Llevaba años y años con ello, y sus avances fueron tremendos, pero faltaba esa chispa que no encontraba, que no surgía. Y seguía probando, con diferentes compuestos, aplicando variados procesos, y nada, que no podía ser. La materia seguía siendo materia y no brotaba nada a lo que se le pudiera llamar vida. Tanto tiempo pasaba con ello que si alguna vez lo lograba no se podría decir que había creado vida, sino que había gastado la suya para dársela a un engendro, o lo que saliera de ahí.

Pero este cuento comenzó en el momento clave. Una brizna de césped tuvo la culpa. Consiguió sintetizar, accidentalmente, metales de diversos tipos con un aminoácido que, parece ser, sólo se encuentra en un tipo de césped que ha vivido en ciertas condiciones y que, casualmente, se encontraba en el Monte de la Alegría. Qué casualidad que fuese así, pero si no existiese esta casualidad ¿de qué estaríamos hablando ahora de Abel?, que es un triste.
Total, que no sé si lo he explicado bien, pero vamos, que esa mezcla consiguió crear algo similar a una célula cerebral, o un conjunto de células nerviosas, o algo así.

Eso lo pudo aprovechar Abel para desarrollar su invento, enganchar partes funcionales y programar utilidades de creación de sabiduría y aprendizaje autónomo. Ello, junto con el desarrollo de un cuerpo artificial que sirviera de soporte a ese potencial cerebro consiguió que, poco a poco, se fuese formando un aparato que podía tener capacidad para vivir. No me quiero perder en detalles ni cuestiones técnicas pero, creedme, esto sucedió así.

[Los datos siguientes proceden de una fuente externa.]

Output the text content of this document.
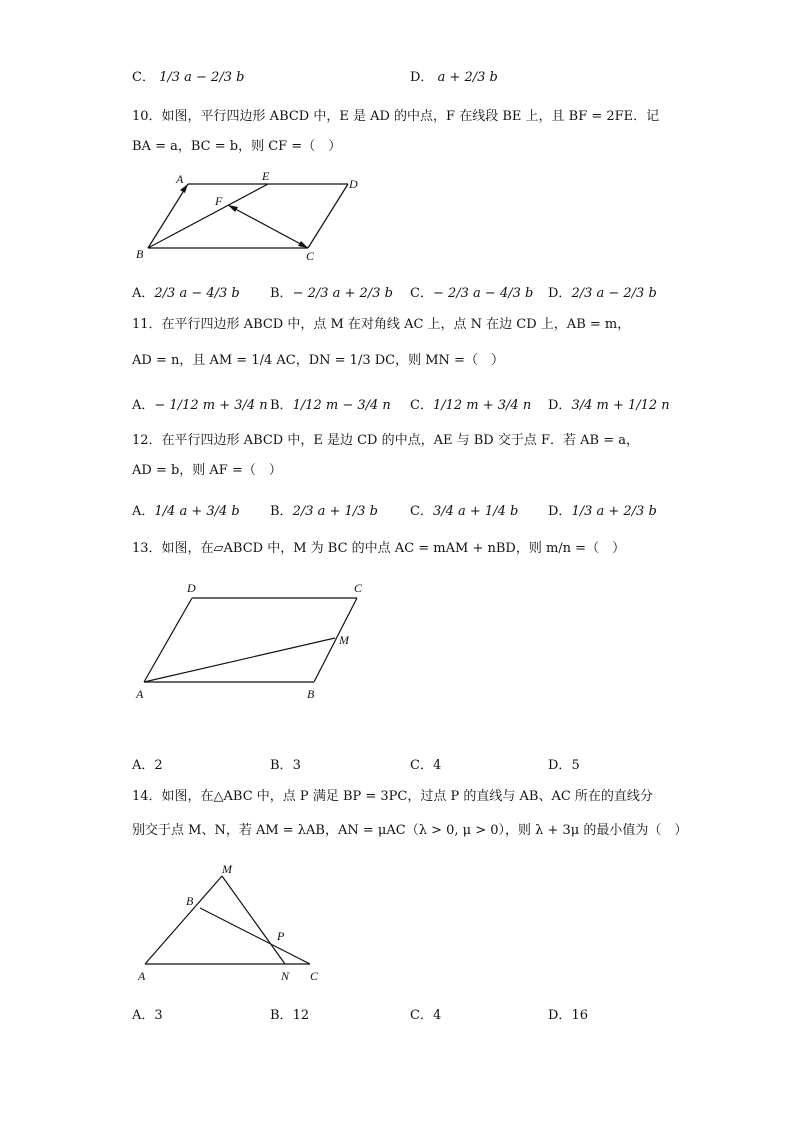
C． 1/3 a − 2/3 b	D． a + 2/3 b
10．如图，平行四边形 ABCD 中，E 是 AD 的中点，F 在线段 BE 上，且 BF = 2FE．记
BA = a，BC = b，则 CF =（　）
A	E
D
F
B	C
A．2/3 a − 4/3 b B．− 2/3 a + 2/3 b C．− 2/3 a − 4/3 b D．2/3 a − 2/3 b
11．在平行四边形 ABCD 中，点 M 在对角线 AC 上，点 N 在边 CD 上，AB = m，
AD = n，且 AM = 1/4 AC，DN = 1/3 DC，则 MN =（　）
A．− 1/12 m + 3/4 n B．1/12 m − 3/4 n C．1/12 m + 3/4 n D．3/4 m + 1/12 n
12．在平行四边形 ABCD 中，E 是边 CD 的中点，AE 与 BD 交于点 F．若 AB = a，
AD = b，则 AF =（　）
A．1/4 a + 3/4 b B．2/3 a + 1/3 b C．3/4 a + 1/4 b D．1/3 a + 2/3 b
13．如图，在▱ABCD 中，M 为 BC 的中点 AC = mAM + nBD，则 m/n =（　）
D	C
M
A	B
A．2	B．3	C．4	D．5
14．如图，在△ABC 中，点 P 满足 BP = 3PC，过点 P 的直线与 AB、AC 所在的直线分
别交于点 M、N，若 AM = λAB，AN = μAC（λ > 0, μ > 0），则 λ + 3μ 的最小值为（　）
M
B
P
A	N C
A．3	B．12	C．4	D．16
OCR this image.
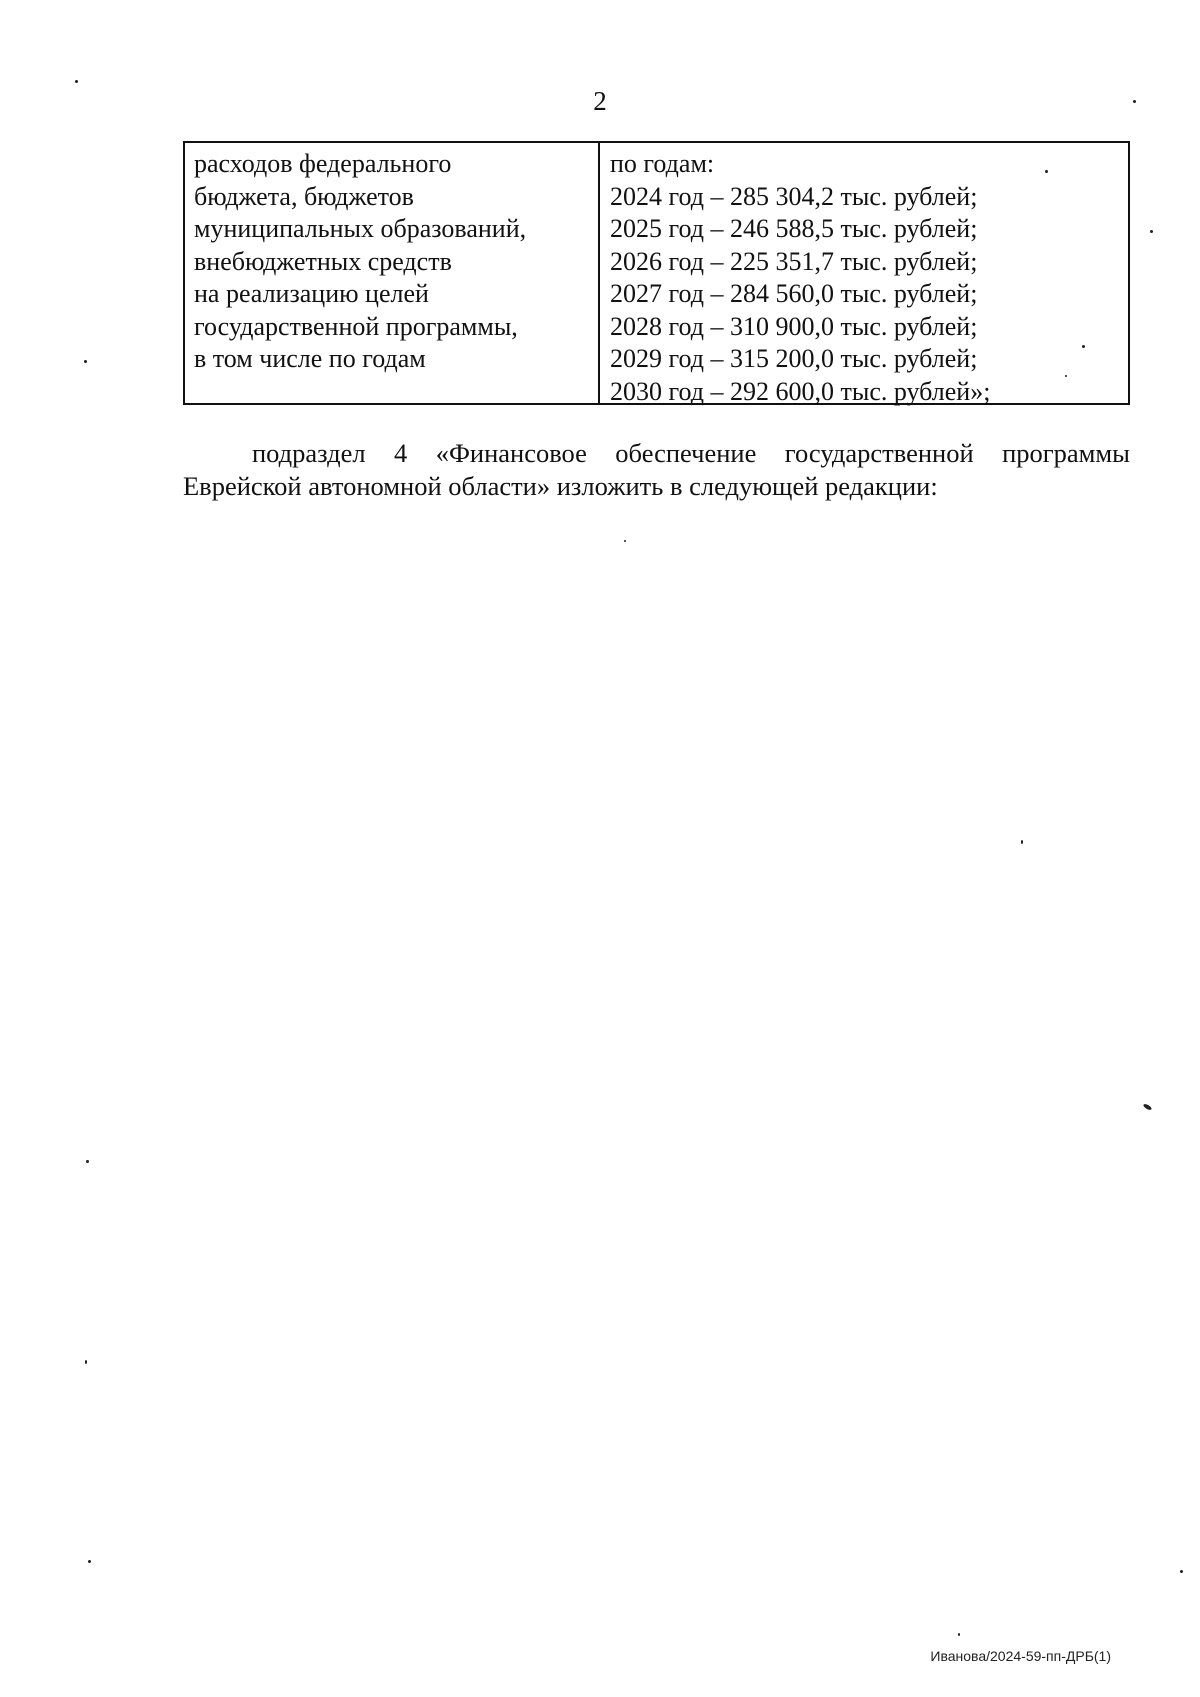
2
расходов федерального
бюджета, бюджетов
муниципальных образований,
внебюджетных средств
на реализацию целей
государственной программы,
в том числе по годам
по годам:
2024 год – 285 304,2 тыс. рублей;
2025 год – 246 588,5 тыс. рублей;
2026 год – 225 351,7 тыс. рублей;
2027 год – 284 560,0 тыс. рублей;
2028 год – 310 900,0 тыс. рублей;
2029 год – 315 200,0 тыс. рублей;
2030 год – 292 600,0 тыс. рублей»;
подраздел 4 «Финансовое обеспечение государственной программы
Еврейской автономной области» изложить в следующей редакции:
Иванова/2024-59-пп-ДРБ(1)
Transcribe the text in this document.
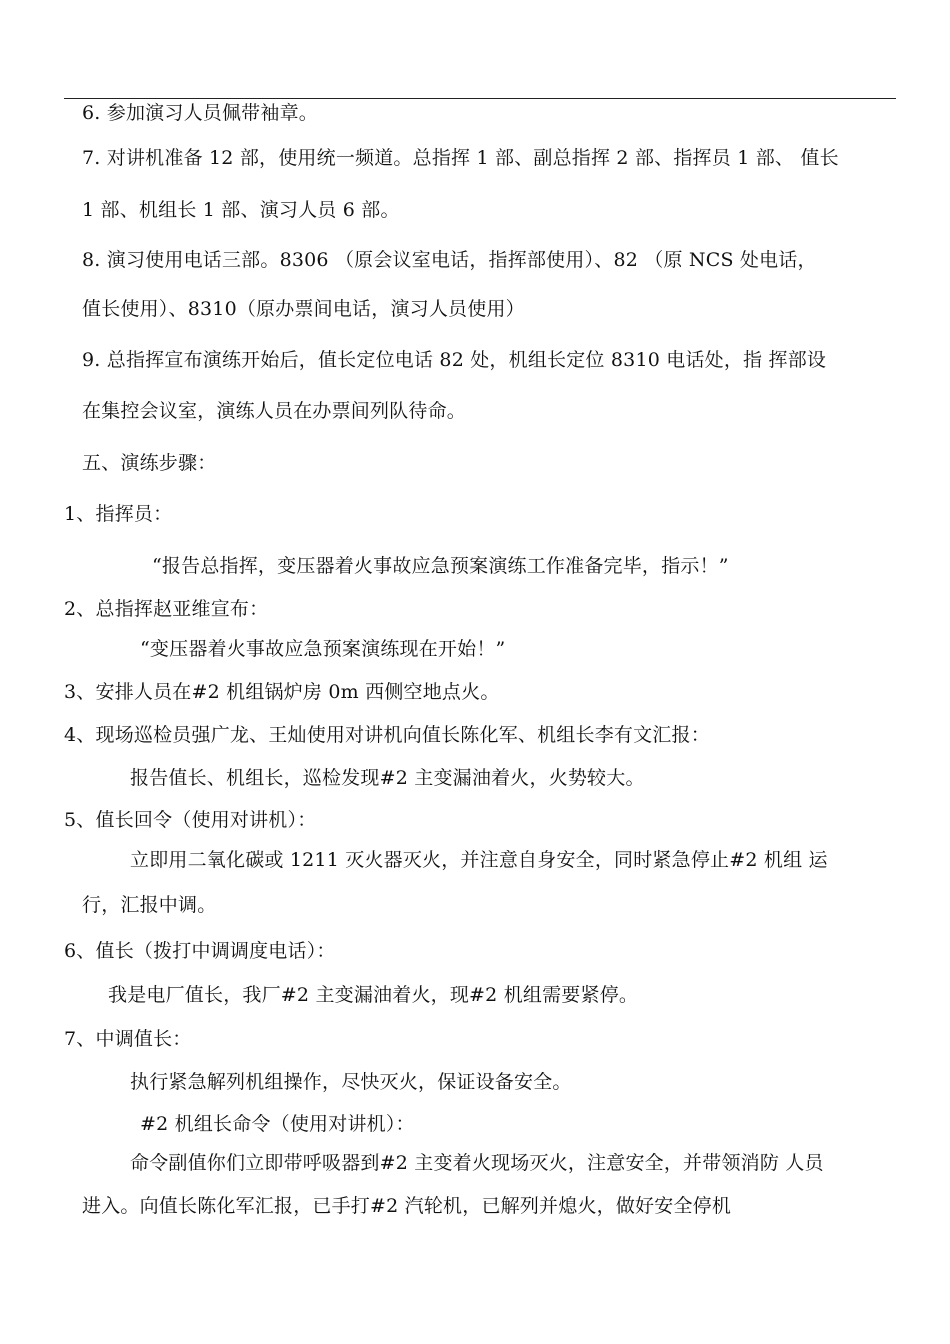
6. 参加演习人员佩带袖章。
7. 对讲机准备 12 部，使用统一频道。总指挥 1 部、副总指挥 2 部、指挥员 1 部、 值长
1 部、机组长 1 部、演习人员 6 部。
8. 演习使用电话三部。8306 （原会议室电话，指挥部使用）、82 （原 NCS 处电话，
值长使用）、8310（原办票间电话，演习人员使用）
9. 总指挥宣布演练开始后，值长定位电话 82 处，机组长定位 8310 电话处，指 挥部设
在集控会议室，演练人员在办票间列队待命。
五、演练步骤：
1、指挥员：
“报告总指挥，变压器着火事故应急预案演练工作准备完毕，指示！”
2、总指挥赵亚维宣布：
“变压器着火事故应急预案演练现在开始！”
3、安排人员在#2 机组锅炉房 0m 西侧空地点火。
4、现场巡检员强广龙、王灿使用对讲机向值长陈化军、机组长李有文汇报：
报告值长、机组长，巡检发现#2 主变漏油着火，火势较大。
5、值长回令（使用对讲机）：
立即用二氧化碳或 1211 灭火器灭火，并注意自身安全，同时紧急停止#2 机组 运
行，汇报中调。
6、值长（拨打中调调度电话）：
我是电厂值长，我厂#2 主变漏油着火，现#2 机组需要紧停。
7、中调值长：
执行紧急解列机组操作，尽快灭火，保证设备安全。
#2 机组长命令（使用对讲机）：
命令副值你们立即带呼吸器到#2 主变着火现场灭火，注意安全，并带领消防 人员
进入。向值长陈化军汇报，已手打#2 汽轮机，已解列并熄火，做好安全停机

Abel estaba exultante. Casi sonreía mientras enseñaba a ese engendro a comunicarse, moverse, pensar, interpretar, bueno, la leche. Para él fue como si fuese un hijo.
No quiso decir nada a nadie, puesto que existían unas leyes sobre ética tecnológica que imposibilitaban crear vida artificial, y entonces él temía que le arrebataran su invento. La verdad es que cuesta creer que se llegara a formular una ley así, como si la vida artificial se pudiera fabricar en una máquina de churros, pero bueno, este es el país que se merecía gente como Abel.

Esa exultancia se convirtió en felicidad cuando Abel y Costroño - así llamó este gracioso a su vástago de plástico y metal - se convirtieron en iguales y se dedicaron a compartir momentos y vida juntos. Era el objetivo de Abel, y se había cumplido. Era la caña, y más para un tío con esas expectativas tan limitadas y ambiciosas a la vez.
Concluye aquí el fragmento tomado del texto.